You hereby grant to Vultr a non-exclusive, perpetual, irrevocable, royalty-free, fully paid-up, worldwide license (including the right to sublicense through multiple tiers) to use, reproduce, process, adapt, publicly perform, publicly display, modify, prepare derivative works, publish, transmit and distribute each of your User Content, or any portion thereof, in any form, medium or distribution method now known or hereafter existing, known or developed, and otherwise use and commercialize the User Content in any way that Vultr deems appropriate, without any further consent, notice and/or compensation to you or to any third parties, for purposes of providing the Services to you.
Whoa!

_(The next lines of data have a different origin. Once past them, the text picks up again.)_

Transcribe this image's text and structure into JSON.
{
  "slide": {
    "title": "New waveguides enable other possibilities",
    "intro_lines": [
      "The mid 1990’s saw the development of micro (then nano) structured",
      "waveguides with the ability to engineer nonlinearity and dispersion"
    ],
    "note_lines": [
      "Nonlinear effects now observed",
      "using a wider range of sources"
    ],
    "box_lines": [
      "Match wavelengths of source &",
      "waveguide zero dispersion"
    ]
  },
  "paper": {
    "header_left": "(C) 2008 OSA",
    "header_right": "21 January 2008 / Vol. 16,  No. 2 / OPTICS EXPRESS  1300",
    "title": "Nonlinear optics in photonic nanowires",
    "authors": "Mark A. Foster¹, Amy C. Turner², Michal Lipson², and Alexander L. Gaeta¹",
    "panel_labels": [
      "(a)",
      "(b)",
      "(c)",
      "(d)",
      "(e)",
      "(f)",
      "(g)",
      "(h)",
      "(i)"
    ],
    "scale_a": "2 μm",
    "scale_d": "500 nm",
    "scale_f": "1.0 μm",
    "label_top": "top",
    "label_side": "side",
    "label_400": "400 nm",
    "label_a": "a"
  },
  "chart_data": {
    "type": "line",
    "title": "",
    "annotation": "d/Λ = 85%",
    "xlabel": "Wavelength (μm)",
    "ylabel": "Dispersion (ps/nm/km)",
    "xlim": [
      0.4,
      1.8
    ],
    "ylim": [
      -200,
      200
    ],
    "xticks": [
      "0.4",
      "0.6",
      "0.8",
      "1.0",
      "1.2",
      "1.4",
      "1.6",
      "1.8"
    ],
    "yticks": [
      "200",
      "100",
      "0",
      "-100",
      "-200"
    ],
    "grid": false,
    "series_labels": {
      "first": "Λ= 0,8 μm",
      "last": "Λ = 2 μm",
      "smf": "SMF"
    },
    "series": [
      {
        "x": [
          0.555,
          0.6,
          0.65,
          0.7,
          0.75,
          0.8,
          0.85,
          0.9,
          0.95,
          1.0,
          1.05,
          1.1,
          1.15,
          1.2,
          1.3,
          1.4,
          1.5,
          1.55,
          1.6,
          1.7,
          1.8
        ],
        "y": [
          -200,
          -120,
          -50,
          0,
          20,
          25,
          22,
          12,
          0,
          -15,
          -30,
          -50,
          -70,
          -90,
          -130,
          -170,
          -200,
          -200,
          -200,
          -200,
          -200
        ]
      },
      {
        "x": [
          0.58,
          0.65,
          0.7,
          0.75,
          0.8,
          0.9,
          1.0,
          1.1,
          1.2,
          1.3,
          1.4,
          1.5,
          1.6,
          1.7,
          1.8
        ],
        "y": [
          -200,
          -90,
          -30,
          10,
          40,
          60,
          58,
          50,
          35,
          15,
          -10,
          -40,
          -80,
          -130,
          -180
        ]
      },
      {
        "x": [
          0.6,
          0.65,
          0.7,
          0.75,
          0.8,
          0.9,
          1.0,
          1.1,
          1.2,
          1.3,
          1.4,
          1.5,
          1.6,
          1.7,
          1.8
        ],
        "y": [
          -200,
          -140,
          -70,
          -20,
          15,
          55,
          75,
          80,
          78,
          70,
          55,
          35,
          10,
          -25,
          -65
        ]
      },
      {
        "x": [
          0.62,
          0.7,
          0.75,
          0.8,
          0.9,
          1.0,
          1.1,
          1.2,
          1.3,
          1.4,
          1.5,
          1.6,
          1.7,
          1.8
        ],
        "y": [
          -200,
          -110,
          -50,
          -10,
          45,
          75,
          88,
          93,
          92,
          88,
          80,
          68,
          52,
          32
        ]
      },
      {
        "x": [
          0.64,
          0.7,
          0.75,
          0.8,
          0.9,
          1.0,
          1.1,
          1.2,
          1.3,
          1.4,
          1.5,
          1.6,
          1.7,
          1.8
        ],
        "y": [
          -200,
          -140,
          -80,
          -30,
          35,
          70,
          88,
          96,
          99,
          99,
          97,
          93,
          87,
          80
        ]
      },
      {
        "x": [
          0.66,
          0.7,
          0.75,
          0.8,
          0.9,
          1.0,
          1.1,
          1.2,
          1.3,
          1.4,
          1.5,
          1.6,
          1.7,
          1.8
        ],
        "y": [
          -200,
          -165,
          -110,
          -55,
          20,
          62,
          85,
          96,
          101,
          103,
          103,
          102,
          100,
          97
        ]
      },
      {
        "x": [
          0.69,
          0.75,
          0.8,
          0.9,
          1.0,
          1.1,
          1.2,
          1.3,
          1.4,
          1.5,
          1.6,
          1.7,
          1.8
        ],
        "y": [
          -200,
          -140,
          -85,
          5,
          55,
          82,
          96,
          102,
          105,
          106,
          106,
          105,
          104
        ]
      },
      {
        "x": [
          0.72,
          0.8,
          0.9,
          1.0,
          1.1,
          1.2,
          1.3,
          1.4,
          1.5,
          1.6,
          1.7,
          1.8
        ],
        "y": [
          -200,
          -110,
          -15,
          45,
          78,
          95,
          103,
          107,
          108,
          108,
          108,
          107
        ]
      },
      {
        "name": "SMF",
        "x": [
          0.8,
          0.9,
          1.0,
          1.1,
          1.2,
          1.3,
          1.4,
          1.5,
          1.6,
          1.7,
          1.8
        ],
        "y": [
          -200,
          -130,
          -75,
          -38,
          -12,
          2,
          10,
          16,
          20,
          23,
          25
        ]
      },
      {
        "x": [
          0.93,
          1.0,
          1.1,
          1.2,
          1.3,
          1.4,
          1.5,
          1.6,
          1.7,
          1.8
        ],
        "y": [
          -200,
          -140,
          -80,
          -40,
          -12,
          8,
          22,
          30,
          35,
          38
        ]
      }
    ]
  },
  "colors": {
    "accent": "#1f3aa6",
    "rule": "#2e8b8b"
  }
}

Sounds like Vultr can go into your VM and slurp up every bit and byte and do whatever they want with it.
Reaction on LowEndTalk was swift:
Lets pray this backfires horrendously for them and other big-tech doesn’t try to pull the same stunt. People shouldn’t accept or allow this to become the norm. (link)
But here’s the thing…
First, this isn’t “new”. As @ehhthing pointed out, this has been in Vultr’s terms since 2021. So people saying Vultr “is now claiming full perpetual commercial rights over all hosted content” are implying that the provider is engaging in a new campaign.
And Vultr’s own @DaveA posted a reply to the thread:
There seems to be a bit of a disconnect between the legal language and our trust and safety’s team intention. We will clean up the legal language ASAP to avoid the conspiracy theories from propagating further. The only interest we have in your data is making sure it’s safe, secure, and reliably accessible for you at all times.
Sounds to me like a tempest in a teapot. On the one hand, you have the knee-jerk assumption that Vultr has just started its Orwellian program of harvesting user data for its own nefarious ends. On the other hand, you have one of its execs’ admitting that the language isn’t what was intended and they’re going to modify it.
What do you think?
Personally, I’m not moving my VMs.
Update: Vultr has posted an official response.